Apesar do material de análise referir-se a apenas três sujeitos de pesquisa, os procedimentos de categorização descritos acima geraram um extenso material de análise, com um grande número de dados e perspectivas diferentes, fez-se então necessário realizar um recorte para contemplar a realização da pesquisa.

Um aspecto bastante presente nos relatos dos sujeitos de pesquisa evidenciou-se: o Contexto Sonoro-Musical – que pode ser entendido como os dados que dizem respeito ao “onde”, “o quê” e “com quem” a música é experienciada. Assim, optou-se por considerar principalmente estes aspectos para realizar uma análise mais aprofundada dos dados.

O Contexto Sonoro-Musical é composto pelos lugares onde a música é vivenciada, as pessoas que compartilham destas experiências, as fontes sonoras e o universo artístico-cultural que aparecem no relato dos sujeitos de pesquisa.

Observou-se que tais aspectos podiam ser evidenciados já na estrutura prévia do material de análise em todas as etapas descritas no item da História Sonoro- Musical, uma vez que algumas questões indicavam este aspecto presente em cada etapa descrita. As questões que apontaram para estes aspectos foram:

Onde você nasceu e com quem foi morar?

Como eram as sonoridades dos ambientes em que você vivia? Momentos, pessoas e situações que considere importante destacar. Como era a presença da música e/ou sons na sua vida?

Quais eram suas preferências sonoro-musicais neste período? E suas recusas sonoro-musicais?

Lista de música e sons presentes no período.

Porém, cabe ressaltar que apesar do Contexto Sonoro-Musical constituir-se por um conteúdo pressuposto no material, as variações das respostas dos sujeitos de pesquisa para este aspecto foram muito amplas se estendendo por todo relato, e não se restringindo apenas às perguntas direcionadas a temática.

O recorte também foi sustentado pelo aporte metodológico de Martins e Bicudo (2005), escolhido para nortear a pesquisa, visto que estes colocam a interrogação do mundo ao redor como o objetivo da pesquisa qualitativa. Para chegar a este objetivo, os autores apresentam como possibilidades a perspectiva de primeira ordem na qual o pesquisador interroga diretamente o mundo perguntando- se “o que é isto que vejo?”; a perspectiva de segunda ordem que consiste no pesquisador perguntar às pessoas o que elas pensam sobre o fenômeno; ou ainda uma outra possibilidade na qual o pesquisador:

Pode olhar o fenômeno interrogado contextualmente, ou seja, pode querer ver como ele se relaciona com as demais entidades com as quais está no

contexto onde aparece e procurar compreendê-lo a partir dessa relação (MARTINS; BICUDO, 2005, p. 24).

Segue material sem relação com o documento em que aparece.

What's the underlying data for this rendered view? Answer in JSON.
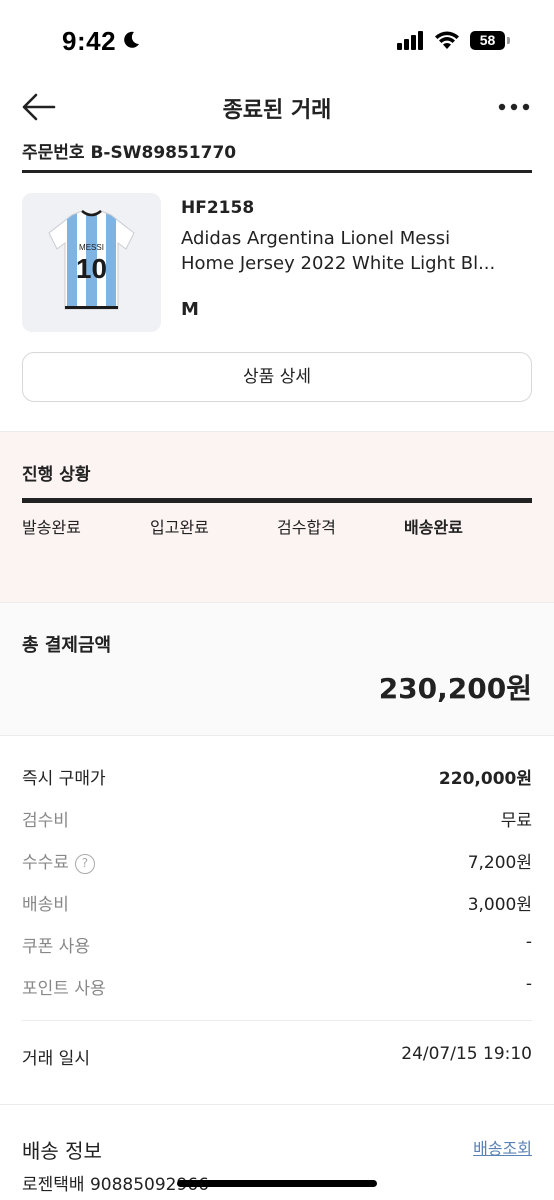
{
  "status_bar": {
    "time": "9:42",
    "battery": "58"
  },
  "header": {
    "title": "종료된 거래",
    "back_icon": "arrow-left-icon",
    "more_icon": "more-horizontal-icon"
  },
  "order": {
    "number_label": "주문번호 B-SW89851770"
  },
  "product": {
    "code": "HF2158",
    "name_line1": "Adidas Argentina Lionel Messi",
    "name_line2": "Home Jersey 2022 White Light Bl...",
    "size": "M",
    "jersey_name": "MESSI",
    "jersey_number": "10",
    "detail_button": "상품 상세"
  },
  "progress": {
    "title": "진행 상황",
    "steps": [
      "발송완료",
      "입고완료",
      "검수합격",
      "배송완료"
    ],
    "active_step": "배송완료"
  },
  "payment": {
    "total_label": "총 결제금액",
    "total_amount": "230,200원",
    "rows": [
      {
        "label": "즉시 구매가",
        "value": "220,000원"
      },
      {
        "label": "검수비",
        "value": "무료"
      },
      {
        "label": "수수료",
        "value": "7,200원"
      },
      {
        "label": "배송비",
        "value": "3,000원"
      },
      {
        "label": "쿠폰 사용",
        "value": "-"
      },
      {
        "label": "포인트 사용",
        "value": "-"
      }
    ]
  },
  "trade": {
    "label": "거래 일시",
    "value": "24/07/15 19:10"
  },
  "delivery": {
    "title": "배송 정보",
    "link": "배송조회",
    "info": "로젠택배 90885092966"
  },
  "colors": {
    "accent_link": "#5a82b5",
    "progress_bg": "#fcf4f2",
    "jersey_blue": "#7fb4e2"
  }
}
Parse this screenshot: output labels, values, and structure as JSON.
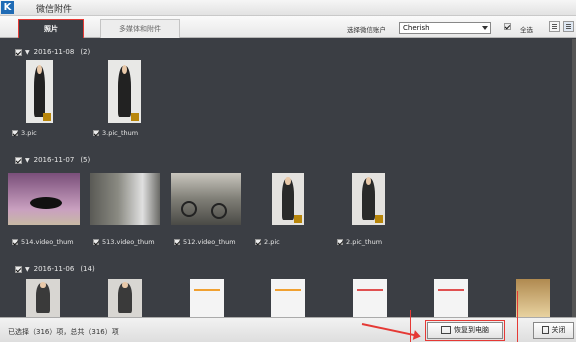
{
  "app": {
    "title": "微信附件",
    "logo_letter": "K"
  },
  "tabs": [
    {
      "label": "照片",
      "active": true
    },
    {
      "label": "多媒体和附件",
      "active": false
    }
  ],
  "toolbar": {
    "account_label": "选择微信账户",
    "account_value": "Cherish",
    "select_all_label": "全选",
    "select_all_checked": true
  },
  "groups": [
    {
      "date": "2016-11-08",
      "count": "(2)",
      "items": [
        {
          "name": "3.pic",
          "thumb": "person"
        },
        {
          "name": "3.pic_thum",
          "thumb": "person"
        }
      ]
    },
    {
      "date": "2016-11-07",
      "count": "(5)",
      "items": [
        {
          "name": "514.video_thum",
          "thumb": "video-desk"
        },
        {
          "name": "513.video_thum",
          "thumb": "video-window"
        },
        {
          "name": "512.video_thum",
          "thumb": "video-bikes"
        },
        {
          "name": "2.pic",
          "thumb": "person-red"
        },
        {
          "name": "2.pic_thum",
          "thumb": "person-red"
        }
      ]
    },
    {
      "date": "2016-11-06",
      "count": "(14)",
      "items": [
        {
          "name": "",
          "thumb": "person-dark"
        },
        {
          "name": "",
          "thumb": "person-dark"
        },
        {
          "name": "",
          "thumb": "screenshot"
        },
        {
          "name": "",
          "thumb": "screenshot"
        },
        {
          "name": "",
          "thumb": "screenshot"
        },
        {
          "name": "",
          "thumb": "screenshot"
        },
        {
          "name": "",
          "thumb": "food"
        }
      ]
    }
  ],
  "status": {
    "text": "已选择（316）项，总共（316）项"
  },
  "buttons": {
    "restore": "恢复到电脑",
    "close": "关闭"
  },
  "colors": {
    "background": "#3b3e44",
    "highlight": "#e53935",
    "brand": "#1f6bb5"
  }
}
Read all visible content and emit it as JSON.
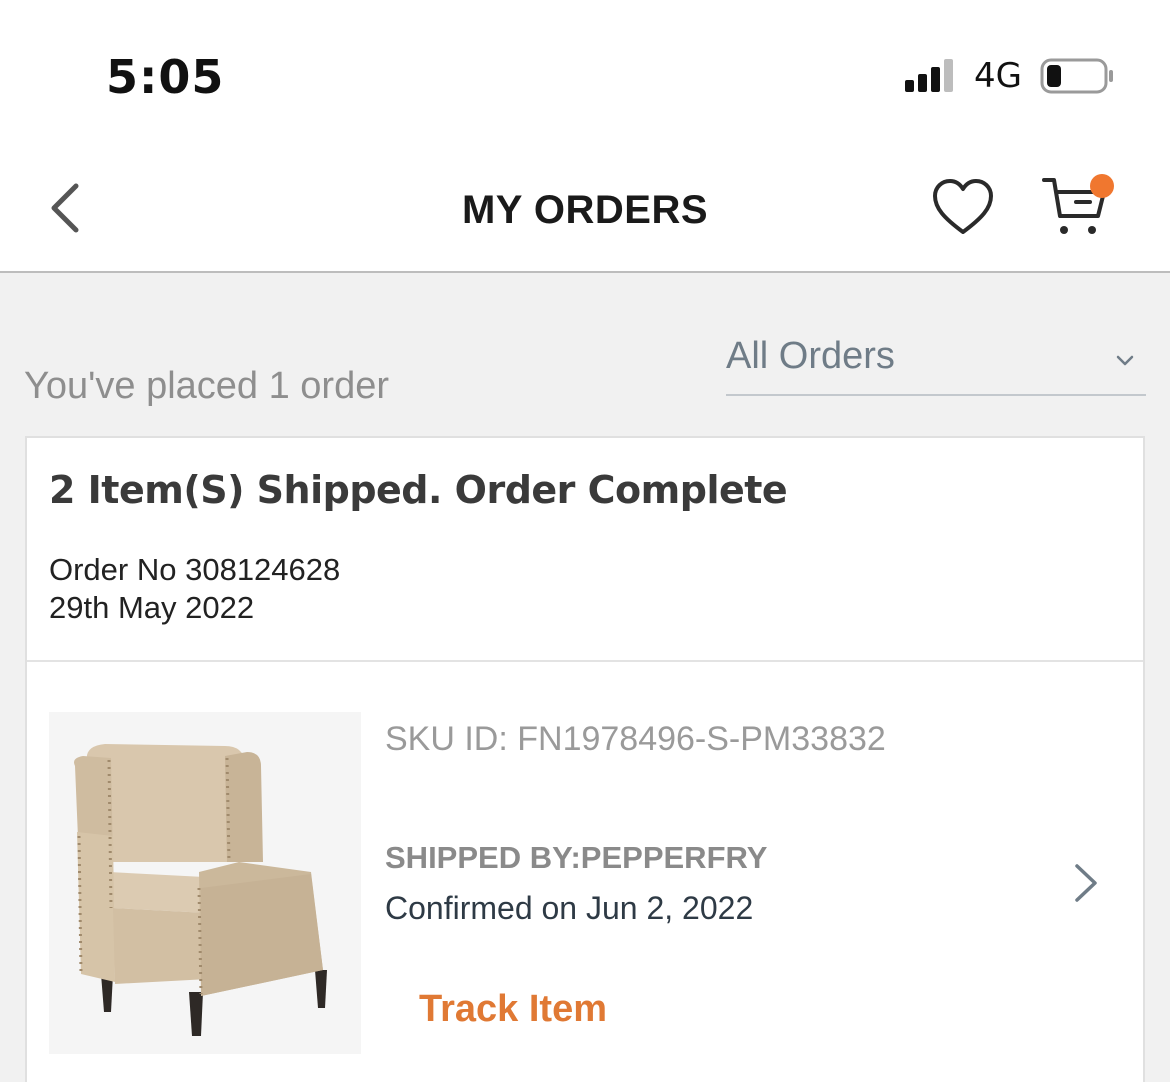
{
  "status_bar": {
    "time": "5:05",
    "network": "4G",
    "icons": [
      "signal-icon",
      "battery-icon"
    ]
  },
  "header": {
    "title": "MY ORDERS",
    "icons": [
      "back-chevron-icon",
      "heart-icon",
      "cart-icon"
    ],
    "cart_badge_color": "#f0772f"
  },
  "summary": {
    "orders_count_text": "You've placed 1 order",
    "filter": {
      "selected": "All Orders"
    }
  },
  "order": {
    "status": "2 Item(S) Shipped. Order Complete",
    "order_no": "Order No 308124628",
    "date": "29th May 2022",
    "item": {
      "image": "armchair-product-image",
      "sku": "SKU ID: FN1978496-S-PM33832",
      "shipped_by": "SHIPPED BY:PEPPERFRY",
      "confirmed": "Confirmed on Jun 2, 2022",
      "track_label": "Track Item"
    }
  },
  "colors": {
    "accent": "#e07934",
    "background": "#f1f1f1"
  }
}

Através desta última possibilidade as experiências musicais dos sujeitos de pesquisa foram descritas e analisadas. Desta forma, nos capítulos a seguir apresentam-se as descrições e os resultados das análises tendo como eixo o recorte proposto.

Uma vez que o material de análise refere-se a um Histórico Sonoro-Musical, os dados serão apresentados levando-se em consideração a perspectiva cronológica proposta no material. Este procedimento será apresentado primeiro individualmente, demonstrando o Contexto Sonoro-Musical de cada sujeito de pesquisa (capítulo 4) e depois através de uma descrição única entrelaçando a narrativas dos três sujeitos de pesquisa (capítulo 5).

Este entrelaçamento das narrativas constitui a análise nomotética, na qual, segundo Martins e Bicudo (2005, p. 106)

[...] há um movimento da Psicologia individual para o aspecto psicológico geral presente na manifestação do fenômeno estudado. O objeto ou o fim a chegar nesta análise nomotética é a estrutura geral psicológica. Esse empreendimento envolve uma compreensão dos diversos casos individuais como exemplos de algo mais geral e a articulação desses casos individuais, como exemplos particulares, em algo mais geral. A estrutura psicológica geral é a resultante da compreensão das convergências e das divergências que se mostram nos casos individuais.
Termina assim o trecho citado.